Structures and planning brought minor marvels to victory

Jeffrey Lynskey - ‘I don’t want to fail’.

Jeffrey Lynskey - ‘I don’t want to fail’.

When he interviewed for the job of minor hurling manager last year, Jeffery Lynskey was told "this was probably the worst minor team ever". Roll on nine months and Lynskey's minor marvels were climbing the steps of the Hogan Stand to claim Galway's 10th All Ireland minor title.

It is a good thing Lynksey never believed that line. Passionate about Galway hurling, Lynskey admitted to 'drinking in' the closing minutes when the game was wrapped up.

"You could enjoy the last two or three minutes.  When we got the final goal, it was a great place to be. Tipp are a serious outfit, but they tired in the last 15 minutes.

"They had a hard task because of their dual players, I think they have nine in total.  We were conscious of that when we went at them, especially with around 15 minutes to go, that the tiredness from last week would sap them mentally.  I think that came to fruition in the second half."

In a total team performance, Lynskey was most pleased with the impact of his subs.

"Liam Forde came on to get a critical goal off his left hand side.  The subs again, as per normal, really showed what they can do. Mikey [Lynch] came on, burst on to the ball at the end to score a great goal. It was near enough to a total performance.  I am not happy that we conceded a goal. We nearly went through without conceding a goal, but that is being greedy."

"I thought the backs were superb, Shane Bannon, Jack Fitz, and Ciaran O’Connor were unbelievable.  Shane Bannon came out with ball after ball."

And of his forwards, " Tom [Monaghan] has been our mainstay during most of the games, he kept us in it against Kilkenny the first day.  Brian [Concannon] had not shown his potential until this, and even Evan [Niland].  They worked ferociously hard."

The key to this success was down to preparation, says Lynskey.

"I was conscious that it was very important to gel the players quickly. The journeys to Croke Park were invaluable. We brought them to the Leinster final as a group to get to know each other. We had a barbecue in Salthill one day, we had a visualisation and yoga session, all together as a group, trying to break down the barriers. In a college situation they are competing against each other most of the time.  It is the same with the clubs so when they come in with Galway they have to realise they are now one.  That has been the case in all the games we have played."
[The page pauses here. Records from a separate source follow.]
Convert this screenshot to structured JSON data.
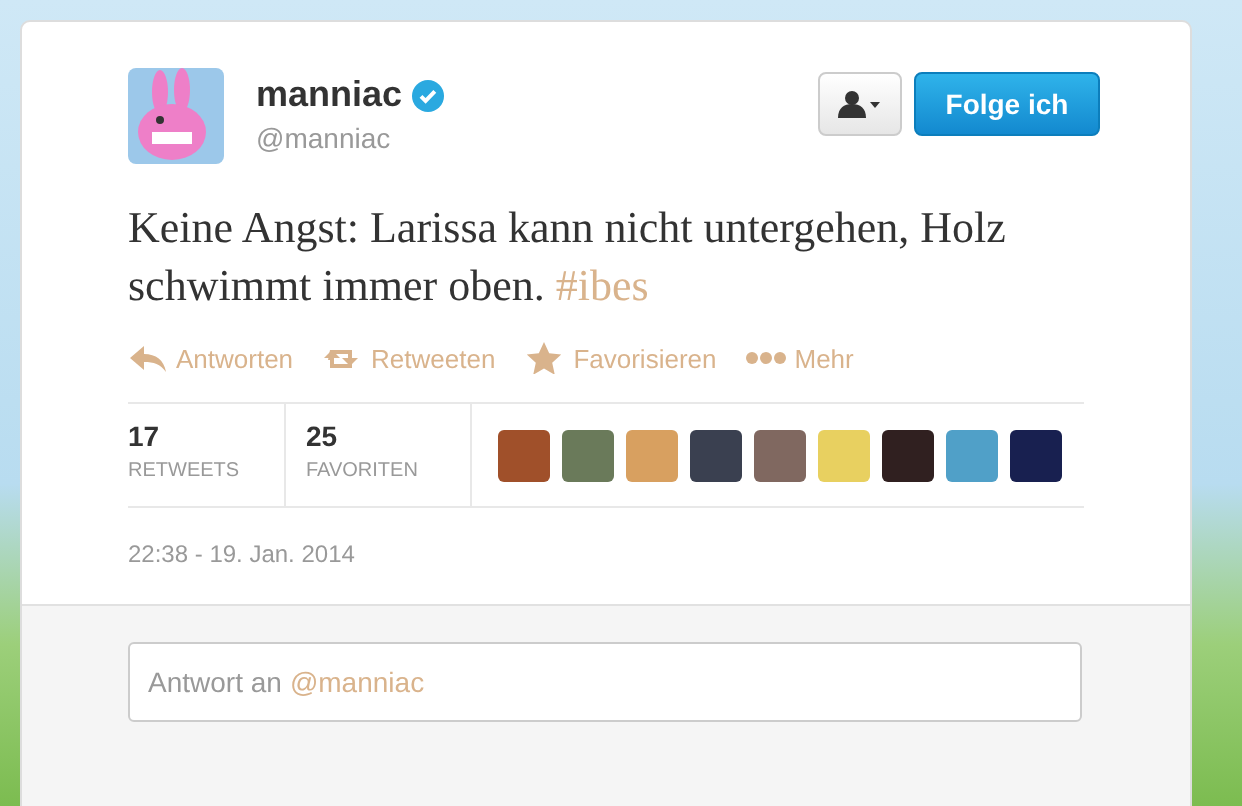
{
  "tweet": {
    "display_name": "manniac",
    "verified": true,
    "handle": "@manniac",
    "follow_button": "Folge ich",
    "text": "Keine Angst: Larissa kann nicht untergehen, Holz schwimmt immer oben.",
    "hashtag": "#ibes",
    "actions": [
      {
        "kind": "reply",
        "label": "Antworten"
      },
      {
        "kind": "retweet",
        "label": "Retweeten"
      },
      {
        "kind": "favorite",
        "label": "Favorisieren"
      },
      {
        "kind": "more",
        "label": "Mehr"
      }
    ],
    "stats": [
      {
        "count": "17",
        "label": "RETWEETS"
      },
      {
        "count": "25",
        "label": "FAVORITEN"
      }
    ],
    "favoriters": [
      {
        "kind": "photo"
      },
      {
        "kind": "photo"
      },
      {
        "kind": "photo"
      },
      {
        "kind": "photo"
      },
      {
        "kind": "photo"
      },
      {
        "kind": "photo"
      },
      {
        "kind": "photo"
      },
      {
        "kind": "photo"
      },
      {
        "kind": "photo"
      }
    ],
    "timestamp": "22:38 - 19. Jan. 2014"
  },
  "reply_field": {
    "placeholder": "Antwort an",
    "mention": "@manniac"
  }
}
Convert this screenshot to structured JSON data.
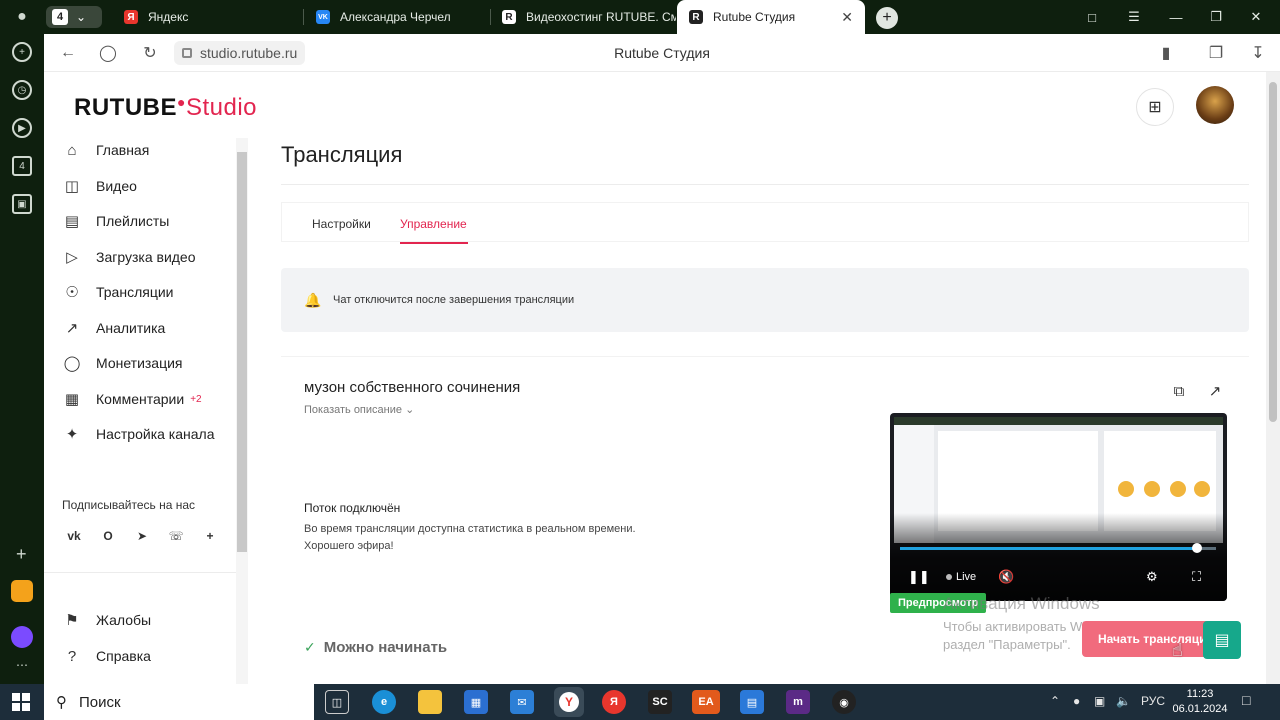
{
  "browser": {
    "tab_counter": "4",
    "tabs": [
      {
        "label": "Яндекс",
        "fav": "Я",
        "color": "#e8362d"
      },
      {
        "label": "Александра Черчел",
        "fav": "VK",
        "color": "#2787f5"
      },
      {
        "label": "Видеохостинг RUTUBE. Смо",
        "fav": "R",
        "color": "#222222"
      },
      {
        "label": "Rutube Студия",
        "fav": "R",
        "color": "#222222"
      }
    ],
    "url": "studio.rutube.ru",
    "page_title": "Rutube Студия"
  },
  "logo": {
    "rutube": "RUTUBE",
    "studio": "Studio"
  },
  "sidebar": {
    "items": [
      {
        "label": "Главная",
        "icon": "home-icon"
      },
      {
        "label": "Видео",
        "icon": "video-icon"
      },
      {
        "label": "Плейлисты",
        "icon": "playlist-icon"
      },
      {
        "label": "Загрузка видео",
        "icon": "upload-icon"
      },
      {
        "label": "Трансляции",
        "icon": "broadcast-icon"
      },
      {
        "label": "Аналитика",
        "icon": "analytics-icon"
      },
      {
        "label": "Монетизация",
        "icon": "money-icon"
      },
      {
        "label": "Комментарии",
        "icon": "comment-icon",
        "badge": "+2"
      },
      {
        "label": "Настройка канала",
        "icon": "wand-icon"
      }
    ],
    "subscribe_title": "Подписывайтесь на нас",
    "socials": [
      "vk",
      "ok",
      "tg",
      "viber",
      "+"
    ],
    "bottom_items": [
      {
        "label": "Жалобы",
        "icon": "flag-icon"
      },
      {
        "label": "Справка",
        "icon": "help-icon"
      }
    ]
  },
  "main": {
    "title": "Трансляция",
    "tabs": [
      {
        "label": "Настройки"
      },
      {
        "label": "Управление",
        "active": true
      }
    ],
    "notice": "Чат отключится после завершения трансляции",
    "stream": {
      "title": "музон собственного сочинения",
      "show_description": "Показать описание",
      "status_title": "Поток подключён",
      "status_line1": "Во время трансляции доступна статистика в реальном времени.",
      "status_line2": "Хорошего эфира!",
      "ready": "Можно начинать",
      "preview_tag": "Предпросмотр",
      "live_label": "Live",
      "progress": 0.94
    },
    "start_button": "Начать трансляцию"
  },
  "watermark": {
    "title": "Активация Windows",
    "line1": "Чтобы активировать Windows, перейдите в",
    "line2": "раздел \"Параметры\"."
  },
  "taskbar": {
    "search": "Поиск",
    "lang": "РУС",
    "time": "11:23",
    "date": "06.01.2024"
  },
  "colors": {
    "accent": "#e2254f",
    "ok": "#2fb14b",
    "chat": "#16a88b"
  }
}
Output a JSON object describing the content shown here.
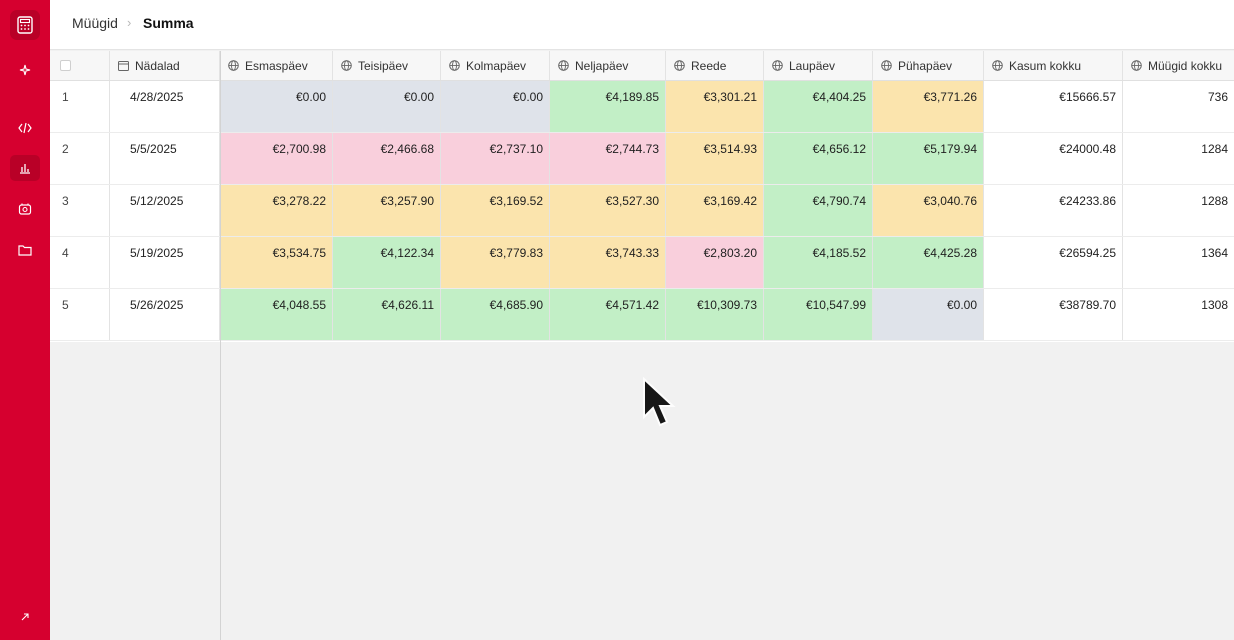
{
  "breadcrumb": {
    "parent": "Müügid",
    "separator": "›",
    "current": "Summa"
  },
  "sidebar": {
    "accent": "#d6002f",
    "icons": [
      "calculator-icon",
      "sparkle-icon",
      "code-icon",
      "bar-chart-icon",
      "gauge-icon",
      "folder-icon",
      "share-icon"
    ]
  },
  "table": {
    "columns": {
      "weeks": "Nädalad",
      "mon": "Esmaspäev",
      "tue": "Teisipäev",
      "wed": "Kolmapäev",
      "thu": "Neljapäev",
      "fri": "Reede",
      "sat": "Laupäev",
      "sun": "Pühapäev",
      "profit": "Kasum kokku",
      "sales": "Müügid kokku"
    },
    "rows": [
      {
        "idx": "1",
        "week": "4/28/2025",
        "mon": "€0.00",
        "tue": "€0.00",
        "wed": "€0.00",
        "thu": "€4,189.85",
        "fri": "€3,301.21",
        "sat": "€4,404.25",
        "sun": "€3,771.26",
        "profit": "€15666.57",
        "sales": "736"
      },
      {
        "idx": "2",
        "week": "5/5/2025",
        "mon": "€2,700.98",
        "tue": "€2,466.68",
        "wed": "€2,737.10",
        "thu": "€2,744.73",
        "fri": "€3,514.93",
        "sat": "€4,656.12",
        "sun": "€5,179.94",
        "profit": "€24000.48",
        "sales": "1284"
      },
      {
        "idx": "3",
        "week": "5/12/2025",
        "mon": "€3,278.22",
        "tue": "€3,257.90",
        "wed": "€3,169.52",
        "thu": "€3,527.30",
        "fri": "€3,169.42",
        "sat": "€4,790.74",
        "sun": "€3,040.76",
        "profit": "€24233.86",
        "sales": "1288"
      },
      {
        "idx": "4",
        "week": "5/19/2025",
        "mon": "€3,534.75",
        "tue": "€4,122.34",
        "wed": "€3,779.83",
        "thu": "€3,743.33",
        "fri": "€2,803.20",
        "sat": "€4,185.52",
        "sun": "€4,425.28",
        "profit": "€26594.25",
        "sales": "1364"
      },
      {
        "idx": "5",
        "week": "5/26/2025",
        "mon": "€4,048.55",
        "tue": "€4,626.11",
        "wed": "€4,685.90",
        "thu": "€4,571.42",
        "fri": "€10,309.73",
        "sat": "€10,547.99",
        "sun": "€0.00",
        "profit": "€38789.70",
        "sales": "1308"
      }
    ],
    "cell_colors": {
      "gray": "#dfe3ea",
      "green": "#c2efc6",
      "yellow": "#fbe4ad",
      "pink": "#f9cfdc"
    }
  }
}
Getting the little gains each day is what got them over the line he believes. " We are about continuous improvement and marginal gains. We want every player valued and respected. There is a mutual respect between the manager and the players.  We work off the total performance model built by Pat Daly. I am 10 to12 years working as a coach and educational tutor, and that is what we are trying to put into play - it has brought us an All Ireland."

Lynskey hopes to continue developing players to help Galway bring the Liam McCarthy home in the near future.

"I was listening to Sylvie [Linnane] on Up for the Match on Saturday night.  He said you’re not a good manager until you win an All Ireland.  At that stage I thought one thing I didn’t want was to be in a losing dressing room. You can either be driven by failure or the will to win. I don't want to fail.  We have structures in place, we will focus on performance.  In October or November we will focus on what we have coming in."

Seeing Galway get over the line at senior grade is what matters at the end, he says.

"We won, well and good, but the senior game is key for hurling in Galway.  None of the lads in there have witnessed Galway win a senior All Ireland."